Mazur left Princeton and came to Harvard in 1959, at age 22, as a Junior Fellow in the Harvard Society of Fellows. He became an assistant professor in 1962, an associate professor in 1965 and a professor of mathematics in 1969. He was named the William Petschek Professor of Mathematics in 1982.

Mazur's current research is in the field of number theory and builds on his background in algebraic geometry. Number theory is an advanced area of mathematics that encompasses things such as the study of very large prime numbers, which are involved in making unbreakable codes.

``The deep questions posed by number have inspired the creation of some of the most powerful mathematical techniques and theories,'' Mazur said. ``The more one studies these questions, the more one comes to realize how central a role they play in so many aspects of math and physics.''

Mazur is a wonderful teacher whose energy and sensitivity have endeared him to his students, Siu said. The large turnout of his former students, many from faraway places, at a celebration of Mazur's 60th birthday last spring is an indication of their high regard for him, Siu said.

Mazur said his teaching and research are interconnected, forming a kind of equilibrium. Even the most basic mathematics classes help provide a framework and perspective within which one can better view advanced topics.

``In order to get the full resonance of what one is thinking about, even if it is the latest idea in a technical realm, it's better if one is in touch with people who are just beginning to grasp the ideas,'' Mazur said.

In addition to his role teaching Harvard students, Mazur was recently sought out by the public television program NOVA to help viewers understand the complexities and drama involved in the solution of an advanced mathematical problem known as Fermat's Last Theorem.

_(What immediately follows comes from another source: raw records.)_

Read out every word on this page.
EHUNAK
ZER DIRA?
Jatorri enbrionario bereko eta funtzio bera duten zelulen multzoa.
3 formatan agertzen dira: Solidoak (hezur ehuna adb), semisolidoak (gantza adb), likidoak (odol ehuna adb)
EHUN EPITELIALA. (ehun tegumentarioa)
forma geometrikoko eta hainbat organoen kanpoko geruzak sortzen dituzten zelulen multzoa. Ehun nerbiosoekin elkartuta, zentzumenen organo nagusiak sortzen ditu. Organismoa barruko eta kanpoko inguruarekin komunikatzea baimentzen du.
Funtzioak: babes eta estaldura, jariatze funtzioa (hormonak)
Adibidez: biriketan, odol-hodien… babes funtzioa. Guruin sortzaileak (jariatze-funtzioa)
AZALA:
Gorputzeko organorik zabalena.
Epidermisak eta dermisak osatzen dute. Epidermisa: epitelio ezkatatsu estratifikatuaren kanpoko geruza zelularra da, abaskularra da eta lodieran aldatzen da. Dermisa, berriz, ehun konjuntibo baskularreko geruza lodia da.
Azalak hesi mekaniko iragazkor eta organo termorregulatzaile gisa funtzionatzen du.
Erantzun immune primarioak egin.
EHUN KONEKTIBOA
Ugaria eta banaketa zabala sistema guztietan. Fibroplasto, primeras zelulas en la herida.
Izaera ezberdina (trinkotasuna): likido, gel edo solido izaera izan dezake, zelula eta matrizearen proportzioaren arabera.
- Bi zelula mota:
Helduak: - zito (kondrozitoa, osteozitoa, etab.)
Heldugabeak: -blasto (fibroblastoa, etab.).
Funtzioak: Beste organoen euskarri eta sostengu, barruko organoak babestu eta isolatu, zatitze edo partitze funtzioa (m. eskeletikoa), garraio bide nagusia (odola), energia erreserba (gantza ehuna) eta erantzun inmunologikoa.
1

Mazur has won numerous prizes and honors over the course of his career, including the Mathematical Association of America's 1994 Chauvenet Prize, the American Mathematical Society's 1982 Cole Prize for work in number theory, and the American Mathematical Society's 1965 Veblen Prize in Geometry for his work in topology.

He was awarded the Veblen Prize for work on ``the generalized Schoenflies Theorem,'' a famous topology problem that has to do with the placement of curved surfaces in three-dimensional space and their analogs in higher dimensions.

The theorem says that while a one-dimensional string can occur in three-dimensional space in a knotted configuration which cannot be undone without cutting, a seemingly knotted two-dimensional balloon can always be untwisted into the shape of a perfectly round balloon, again without cutting or piercing. It also says that the analog of this is true in higher dimensions.

Mazur solved this problem and proved the theorem is true, using a technique now called the ``Mazur Swindle.''

Mazur was awarded the Cole Prize in number theory for developing methods in the arithmetic theory of elliptic curves. These methods proved essential to the later solution of Fermat's Last Theorem -- which had defied proof for 350 years -- by Princeton University Professor Andrew Wiles. Wiles' work included a collaboration with Harvard Professor of Mathematics Richard Taylor.

Fermat's Last Theorem says that the sum of two N-th powers of whole numbers is never equal to an N-th power, when N is greater than 2. This is in sharp contrast to what happens when N is equal to 2, for example, 9 + 16 = 25.

Mazur was elected a member of the National Academy of Sciences in 1982.

He has written about a hundred articles, the most recent of which are, ``Hypersurfaces of Low Degree,'' co-authored with J. Harris and R. Pandharipande, which appeared this year and ``Introduction to the Deformation Theory of Galois Representations'' last year.

Mazur has frequently been a visiting professor at the Institut des Hautes Etudes Scientifiques in Bures-sur-Yvette. Most recently, he has been a Miller Visiting Fellow at the University of California in Berkeley and was the John Harvard Visiting Professor at Emmanuel College in Cambridge, England.